5 Film Perempuan Yang Bisa Kamu Tonton di Akhir Tahun

Gabut dan gak tahu mesti ngapain di akhir tahun? Kamu bisa nonton film-film feminis. Film ini akan memberikanmu pengetahuan bagaimana melihat perspektif perempuan.

Libur akhir tahun sebentar lagi tiba, horaayy!. Momen liburan emang paling ditunggu-tunggu. Pas banget akhir tahun ini, liburan sekolah, natal dan tahun baru jadi kamu bisa manfaatkan buat nonton film seru. 

Sekalian menghabiskan waktu santai, kamu bisa menonton film-film soal isu perempuan yang banyak memberi pelajaran. 

Konde.co merangkum 5 film rekomendasi yang bercerita mulai dari perempuan disabilitas yang berdaya, semangat perjuangan perempuan melawan patriarki hingga perempuan yang melawan arus atas standar kehidupan dan bisa meraih kebahagiaannya.  

1.Film City of Joy (2008), Perempuan Kongo Berjuang Melawan Kekerasan Seksual 

Film ‘City of Joy’ memang sudah belasan tahun lalu tayangnya, tapi film dengan latar pertambangan ini tetap layak ditonton. 

Sepenggal kisah dalam film “City Of Joy” ini bercerita tentang lembaga yang membantu para korban kekerasan seksual di Kongo yang dilanda perang. Lembaga City Of Joy inilah yang kemudian melakukan upaya untuk mengembalikan jati diri dan kekuatan para perempuan korban kekerasan seksual. 

Konflik dan perkosaan ini menimpa para perempuan di Kongo Timur. Kala itu,  penguasaan tambang dan perkosaan bukan hanya sebagai kejahatan seksual, tetapi perkosaan menjadi bagian dari perang atau sebagai strategi perang. 

Semua berawal pada tahun 1994 ketika ribuan prajurit Rwanda terlihat mendaki gunung-gunung mendekati wilayah tambang. Tahun 1996, Perang lalu dimulai di wilayah Kongo bagian Timur. 

Saat itu, masyarakat tidak benar-benar memahami apa yang sebenarnya terjadi. Awalnya, terlihat sebagai perang ekonomi yang melibatkan semua negara besar di Dunia. Mereka sengaja membuat kekacauan di desa-desa agar dapat mengontrol pertambangan.

Ialah Christine Schuler-Deschryver yang pertama mengidentifikasi kondisi ini. Ia terlahir dari ayahnya yang berasal Belgia dan ibunya dari Kongo. Kedua orangtuanya bertemu saat Belgia menjajah Kongo, dan Christine memihak rakyat Kongo yang berjuang melawan penjajah. 

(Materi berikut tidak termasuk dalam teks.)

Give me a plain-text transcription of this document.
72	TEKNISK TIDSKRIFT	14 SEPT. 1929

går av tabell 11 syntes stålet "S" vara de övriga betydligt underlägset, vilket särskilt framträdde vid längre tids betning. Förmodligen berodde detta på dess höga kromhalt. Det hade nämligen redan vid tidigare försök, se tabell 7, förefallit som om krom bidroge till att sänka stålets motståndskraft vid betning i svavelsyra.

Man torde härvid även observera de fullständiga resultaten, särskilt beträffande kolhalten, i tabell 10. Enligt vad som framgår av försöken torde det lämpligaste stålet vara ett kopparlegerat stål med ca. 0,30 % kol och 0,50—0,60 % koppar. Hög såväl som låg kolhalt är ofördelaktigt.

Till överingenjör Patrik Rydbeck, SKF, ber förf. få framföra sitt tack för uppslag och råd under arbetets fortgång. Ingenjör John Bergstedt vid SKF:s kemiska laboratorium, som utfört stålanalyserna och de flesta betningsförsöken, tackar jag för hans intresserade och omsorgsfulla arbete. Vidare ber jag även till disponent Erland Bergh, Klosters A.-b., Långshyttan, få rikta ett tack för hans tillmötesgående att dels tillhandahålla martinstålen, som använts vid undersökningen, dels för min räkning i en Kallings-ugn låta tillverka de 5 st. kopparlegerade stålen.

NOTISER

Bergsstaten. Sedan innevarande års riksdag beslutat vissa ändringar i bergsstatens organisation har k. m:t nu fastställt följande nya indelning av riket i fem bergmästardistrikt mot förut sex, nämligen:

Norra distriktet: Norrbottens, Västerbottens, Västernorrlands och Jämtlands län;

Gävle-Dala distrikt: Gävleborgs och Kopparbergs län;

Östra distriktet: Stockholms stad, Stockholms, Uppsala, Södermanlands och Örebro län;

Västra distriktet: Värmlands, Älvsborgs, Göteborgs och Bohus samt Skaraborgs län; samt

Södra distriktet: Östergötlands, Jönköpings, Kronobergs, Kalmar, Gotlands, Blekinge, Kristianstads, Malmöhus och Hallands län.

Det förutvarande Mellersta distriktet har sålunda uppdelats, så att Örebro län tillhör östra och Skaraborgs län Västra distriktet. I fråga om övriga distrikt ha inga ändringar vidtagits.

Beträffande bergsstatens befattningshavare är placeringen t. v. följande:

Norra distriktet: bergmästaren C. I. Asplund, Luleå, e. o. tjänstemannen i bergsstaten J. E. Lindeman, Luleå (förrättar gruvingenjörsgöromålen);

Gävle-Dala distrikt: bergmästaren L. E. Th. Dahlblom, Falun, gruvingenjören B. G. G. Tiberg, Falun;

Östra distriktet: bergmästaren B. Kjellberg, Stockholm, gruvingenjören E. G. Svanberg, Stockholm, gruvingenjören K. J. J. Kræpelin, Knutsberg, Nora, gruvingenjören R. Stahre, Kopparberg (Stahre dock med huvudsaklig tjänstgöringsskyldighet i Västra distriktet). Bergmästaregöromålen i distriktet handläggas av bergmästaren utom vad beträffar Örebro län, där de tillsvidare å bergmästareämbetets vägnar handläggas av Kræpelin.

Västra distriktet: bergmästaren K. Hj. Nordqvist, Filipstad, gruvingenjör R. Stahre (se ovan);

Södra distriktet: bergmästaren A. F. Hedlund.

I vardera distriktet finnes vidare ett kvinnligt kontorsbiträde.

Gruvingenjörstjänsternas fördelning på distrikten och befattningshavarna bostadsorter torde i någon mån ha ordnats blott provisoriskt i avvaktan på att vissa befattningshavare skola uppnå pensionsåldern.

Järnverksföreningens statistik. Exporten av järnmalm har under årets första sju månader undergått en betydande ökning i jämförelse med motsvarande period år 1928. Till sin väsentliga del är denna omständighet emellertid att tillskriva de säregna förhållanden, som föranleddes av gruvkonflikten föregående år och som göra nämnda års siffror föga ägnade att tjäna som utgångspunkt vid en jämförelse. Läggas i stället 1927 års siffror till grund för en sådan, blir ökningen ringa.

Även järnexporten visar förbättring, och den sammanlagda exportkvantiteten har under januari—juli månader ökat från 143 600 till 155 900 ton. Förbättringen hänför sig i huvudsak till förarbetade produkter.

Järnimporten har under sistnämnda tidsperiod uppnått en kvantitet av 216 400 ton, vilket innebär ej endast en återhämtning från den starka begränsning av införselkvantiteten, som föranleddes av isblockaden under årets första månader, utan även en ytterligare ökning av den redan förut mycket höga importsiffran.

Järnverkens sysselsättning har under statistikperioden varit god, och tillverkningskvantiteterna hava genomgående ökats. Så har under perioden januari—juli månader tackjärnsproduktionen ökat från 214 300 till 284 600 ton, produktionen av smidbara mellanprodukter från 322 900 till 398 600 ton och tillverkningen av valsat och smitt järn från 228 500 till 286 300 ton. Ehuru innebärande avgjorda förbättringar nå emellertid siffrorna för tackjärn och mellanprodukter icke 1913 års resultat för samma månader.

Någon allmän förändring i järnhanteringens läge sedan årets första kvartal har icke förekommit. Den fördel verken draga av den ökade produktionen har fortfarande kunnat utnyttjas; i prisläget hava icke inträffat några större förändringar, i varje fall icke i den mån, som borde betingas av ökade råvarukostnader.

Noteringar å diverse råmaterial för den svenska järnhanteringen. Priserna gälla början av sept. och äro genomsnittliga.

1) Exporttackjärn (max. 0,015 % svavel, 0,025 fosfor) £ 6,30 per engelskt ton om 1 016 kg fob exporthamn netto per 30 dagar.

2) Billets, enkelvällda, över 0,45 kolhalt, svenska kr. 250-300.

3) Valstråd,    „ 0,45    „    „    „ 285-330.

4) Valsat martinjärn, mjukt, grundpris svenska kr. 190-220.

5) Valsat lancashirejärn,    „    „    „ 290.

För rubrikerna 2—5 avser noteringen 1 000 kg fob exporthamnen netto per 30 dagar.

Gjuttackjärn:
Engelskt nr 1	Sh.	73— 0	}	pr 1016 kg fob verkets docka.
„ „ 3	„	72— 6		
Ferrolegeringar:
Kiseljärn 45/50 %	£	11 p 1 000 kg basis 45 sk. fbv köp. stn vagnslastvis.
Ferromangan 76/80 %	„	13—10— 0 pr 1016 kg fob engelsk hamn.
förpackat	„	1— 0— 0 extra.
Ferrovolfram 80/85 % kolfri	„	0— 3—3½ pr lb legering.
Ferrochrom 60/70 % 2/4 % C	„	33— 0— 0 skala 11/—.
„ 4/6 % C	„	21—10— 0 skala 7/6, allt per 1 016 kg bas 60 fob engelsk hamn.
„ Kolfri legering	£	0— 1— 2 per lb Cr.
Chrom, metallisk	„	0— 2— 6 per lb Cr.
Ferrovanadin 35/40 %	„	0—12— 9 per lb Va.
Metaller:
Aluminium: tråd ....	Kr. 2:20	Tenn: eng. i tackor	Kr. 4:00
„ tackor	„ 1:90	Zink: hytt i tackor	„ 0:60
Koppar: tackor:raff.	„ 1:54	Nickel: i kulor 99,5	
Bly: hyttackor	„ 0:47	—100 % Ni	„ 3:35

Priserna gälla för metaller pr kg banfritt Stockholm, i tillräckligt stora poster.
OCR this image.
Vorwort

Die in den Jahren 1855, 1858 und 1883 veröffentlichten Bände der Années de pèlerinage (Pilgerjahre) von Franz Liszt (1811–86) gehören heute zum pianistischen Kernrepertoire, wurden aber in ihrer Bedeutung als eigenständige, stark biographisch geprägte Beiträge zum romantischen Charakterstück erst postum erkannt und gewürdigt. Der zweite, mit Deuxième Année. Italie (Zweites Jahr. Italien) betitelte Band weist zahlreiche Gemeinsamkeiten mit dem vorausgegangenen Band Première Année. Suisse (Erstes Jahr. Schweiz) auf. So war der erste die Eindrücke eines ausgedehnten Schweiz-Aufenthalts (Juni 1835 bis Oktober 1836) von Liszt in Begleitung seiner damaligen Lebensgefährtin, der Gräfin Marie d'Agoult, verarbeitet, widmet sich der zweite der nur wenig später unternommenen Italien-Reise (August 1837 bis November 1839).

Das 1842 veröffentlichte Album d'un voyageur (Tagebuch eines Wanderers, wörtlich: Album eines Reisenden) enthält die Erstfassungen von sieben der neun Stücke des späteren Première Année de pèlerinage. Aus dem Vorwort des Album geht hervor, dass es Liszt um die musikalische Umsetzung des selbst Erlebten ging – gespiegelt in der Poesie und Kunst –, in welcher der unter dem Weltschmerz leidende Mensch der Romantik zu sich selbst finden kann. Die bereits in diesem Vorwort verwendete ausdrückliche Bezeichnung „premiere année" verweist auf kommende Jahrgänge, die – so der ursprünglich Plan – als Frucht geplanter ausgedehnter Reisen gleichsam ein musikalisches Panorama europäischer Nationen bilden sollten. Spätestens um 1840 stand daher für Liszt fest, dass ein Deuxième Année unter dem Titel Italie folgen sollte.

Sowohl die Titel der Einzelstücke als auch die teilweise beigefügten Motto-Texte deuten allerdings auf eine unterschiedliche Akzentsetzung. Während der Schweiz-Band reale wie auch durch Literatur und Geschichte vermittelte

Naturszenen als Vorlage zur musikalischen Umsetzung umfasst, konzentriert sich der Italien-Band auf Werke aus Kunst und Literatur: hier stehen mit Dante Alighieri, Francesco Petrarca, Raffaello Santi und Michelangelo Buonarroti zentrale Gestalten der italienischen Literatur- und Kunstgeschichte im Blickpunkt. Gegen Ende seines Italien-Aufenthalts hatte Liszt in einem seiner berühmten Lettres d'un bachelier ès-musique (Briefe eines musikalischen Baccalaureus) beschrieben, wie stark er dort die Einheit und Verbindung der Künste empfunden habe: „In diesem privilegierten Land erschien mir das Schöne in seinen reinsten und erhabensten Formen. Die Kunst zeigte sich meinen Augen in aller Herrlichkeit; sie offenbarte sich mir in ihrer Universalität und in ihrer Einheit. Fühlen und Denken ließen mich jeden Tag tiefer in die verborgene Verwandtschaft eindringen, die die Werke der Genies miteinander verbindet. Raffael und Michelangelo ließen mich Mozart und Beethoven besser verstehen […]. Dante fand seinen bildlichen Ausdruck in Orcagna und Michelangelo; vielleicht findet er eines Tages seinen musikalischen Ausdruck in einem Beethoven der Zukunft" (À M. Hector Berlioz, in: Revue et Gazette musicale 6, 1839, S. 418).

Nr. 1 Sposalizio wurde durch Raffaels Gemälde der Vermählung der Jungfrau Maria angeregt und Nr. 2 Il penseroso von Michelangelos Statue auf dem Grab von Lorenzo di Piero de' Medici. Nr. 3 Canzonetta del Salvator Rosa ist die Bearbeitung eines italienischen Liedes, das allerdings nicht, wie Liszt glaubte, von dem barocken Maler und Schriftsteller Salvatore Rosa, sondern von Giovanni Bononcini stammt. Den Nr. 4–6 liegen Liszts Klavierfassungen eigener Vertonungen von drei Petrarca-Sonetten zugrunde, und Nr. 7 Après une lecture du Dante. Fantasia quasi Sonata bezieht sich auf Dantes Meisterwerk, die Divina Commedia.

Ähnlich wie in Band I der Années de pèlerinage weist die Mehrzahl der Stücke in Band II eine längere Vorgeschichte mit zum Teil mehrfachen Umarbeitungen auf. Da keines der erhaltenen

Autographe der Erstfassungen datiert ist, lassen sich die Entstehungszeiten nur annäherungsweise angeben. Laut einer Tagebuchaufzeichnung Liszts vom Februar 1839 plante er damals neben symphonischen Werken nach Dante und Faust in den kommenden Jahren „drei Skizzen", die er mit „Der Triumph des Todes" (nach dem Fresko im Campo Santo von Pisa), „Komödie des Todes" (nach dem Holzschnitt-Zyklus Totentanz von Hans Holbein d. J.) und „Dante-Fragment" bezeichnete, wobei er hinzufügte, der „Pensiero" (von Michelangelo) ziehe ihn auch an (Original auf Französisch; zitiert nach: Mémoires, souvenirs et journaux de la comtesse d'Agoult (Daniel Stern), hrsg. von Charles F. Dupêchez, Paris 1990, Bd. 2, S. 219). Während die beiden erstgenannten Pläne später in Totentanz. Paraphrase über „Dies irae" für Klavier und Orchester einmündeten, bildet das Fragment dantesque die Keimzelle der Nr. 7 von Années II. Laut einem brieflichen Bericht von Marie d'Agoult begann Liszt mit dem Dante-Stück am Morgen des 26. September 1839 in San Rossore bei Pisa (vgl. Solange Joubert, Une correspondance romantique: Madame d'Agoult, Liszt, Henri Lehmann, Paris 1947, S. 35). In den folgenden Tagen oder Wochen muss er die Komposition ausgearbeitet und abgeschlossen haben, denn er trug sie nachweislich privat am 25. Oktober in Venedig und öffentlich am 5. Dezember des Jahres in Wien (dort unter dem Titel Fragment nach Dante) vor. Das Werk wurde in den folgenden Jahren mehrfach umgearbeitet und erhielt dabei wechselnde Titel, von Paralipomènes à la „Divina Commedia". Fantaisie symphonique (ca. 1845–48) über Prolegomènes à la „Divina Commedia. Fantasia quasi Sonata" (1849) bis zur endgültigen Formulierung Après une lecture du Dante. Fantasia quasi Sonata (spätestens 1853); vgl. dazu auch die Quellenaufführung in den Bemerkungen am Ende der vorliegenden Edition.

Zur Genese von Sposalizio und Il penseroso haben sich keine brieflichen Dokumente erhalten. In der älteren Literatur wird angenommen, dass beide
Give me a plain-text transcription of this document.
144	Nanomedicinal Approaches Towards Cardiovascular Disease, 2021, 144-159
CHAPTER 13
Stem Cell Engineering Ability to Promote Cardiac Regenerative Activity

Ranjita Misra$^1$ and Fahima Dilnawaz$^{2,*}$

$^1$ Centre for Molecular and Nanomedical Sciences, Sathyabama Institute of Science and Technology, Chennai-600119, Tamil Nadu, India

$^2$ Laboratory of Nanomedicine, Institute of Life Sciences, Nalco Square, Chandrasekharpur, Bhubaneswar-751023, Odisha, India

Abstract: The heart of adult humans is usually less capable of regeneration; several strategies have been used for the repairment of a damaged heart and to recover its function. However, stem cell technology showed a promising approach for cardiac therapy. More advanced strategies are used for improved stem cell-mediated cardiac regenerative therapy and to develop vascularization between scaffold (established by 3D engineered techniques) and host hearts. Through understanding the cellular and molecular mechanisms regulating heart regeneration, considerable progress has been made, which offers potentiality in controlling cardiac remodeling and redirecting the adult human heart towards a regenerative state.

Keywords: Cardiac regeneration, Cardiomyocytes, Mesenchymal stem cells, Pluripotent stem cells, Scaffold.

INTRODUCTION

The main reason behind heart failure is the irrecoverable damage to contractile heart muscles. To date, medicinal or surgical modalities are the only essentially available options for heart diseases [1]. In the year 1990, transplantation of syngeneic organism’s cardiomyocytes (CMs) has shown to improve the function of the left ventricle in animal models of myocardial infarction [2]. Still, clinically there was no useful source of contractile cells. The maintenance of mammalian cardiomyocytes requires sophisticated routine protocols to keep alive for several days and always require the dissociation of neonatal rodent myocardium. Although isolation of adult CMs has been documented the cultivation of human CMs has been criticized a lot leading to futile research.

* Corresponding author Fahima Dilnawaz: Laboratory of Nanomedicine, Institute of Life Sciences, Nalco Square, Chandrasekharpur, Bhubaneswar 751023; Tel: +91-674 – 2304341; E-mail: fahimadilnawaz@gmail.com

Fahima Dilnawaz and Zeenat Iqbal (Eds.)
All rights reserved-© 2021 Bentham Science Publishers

Dukungan Christine kepada Kongo terlihat jelas saat ia melihat peta dengan tanda perkosaan dan pertambangan. Ia juga melihat fakta, perkosaan banyak terjadi di desa-desa di sekitar area tambang. Hal itu dipicu oleh orang-orang penting dan perusahaan multinasional mempekerjakan prajurit dan milisi, karena mereka dianggap lebih mengenal hutan dan tahu bagaimana cara menjaga tambang.

Di pertambangan itu, milisi adalah budak. Namun, meski mereka hidup dalam kemiskinan, mereka bagaimanapun juga tetap memiliki senjata. Mereka punya senapan, sehingga mereka beranggapan bisa makan, tidur, dan bisa sesukanya memperkosa perempuan. Milisi lantas menyerang desa-desa, memperkosa anak-anak, ibu-ibu, nenek-nenek. 

Lantas, apa yang dilakukan para perempuan korban perkosaan yang selamat itu? Apakah mereka memilih pergi meninggalkan desanya dan mengungsi ke tempat lebih aman atau justru bertahan?

2.Film Sand Storm (2016), Perempuan Arab Melawan Patriarki

Nonton film ‘Sand Storm’ ini bisa bikin kamu kayak ngerasa terhubung. Sama seperti yang terjadi di sekitar kita, budaya patriarki di Arab ini berkaitan erat dengan isu domestik, ketidakadilan peran sampai poligami. 

Film ini memberikan pelajaran bahwa setiap perlawanan terhadap patriarki, dengan cara-cara yang agresif maupun tidak, harus dirayakan. 

Film yang pertama rilis pada 2016 ini, menyabet berbagai penghargaan internasional seperti Grand Jury Prize untuk kategori World Cinema Dramatic dari Sundance Film Festival 2016 dan Best Film Award dari the Ophir Awards.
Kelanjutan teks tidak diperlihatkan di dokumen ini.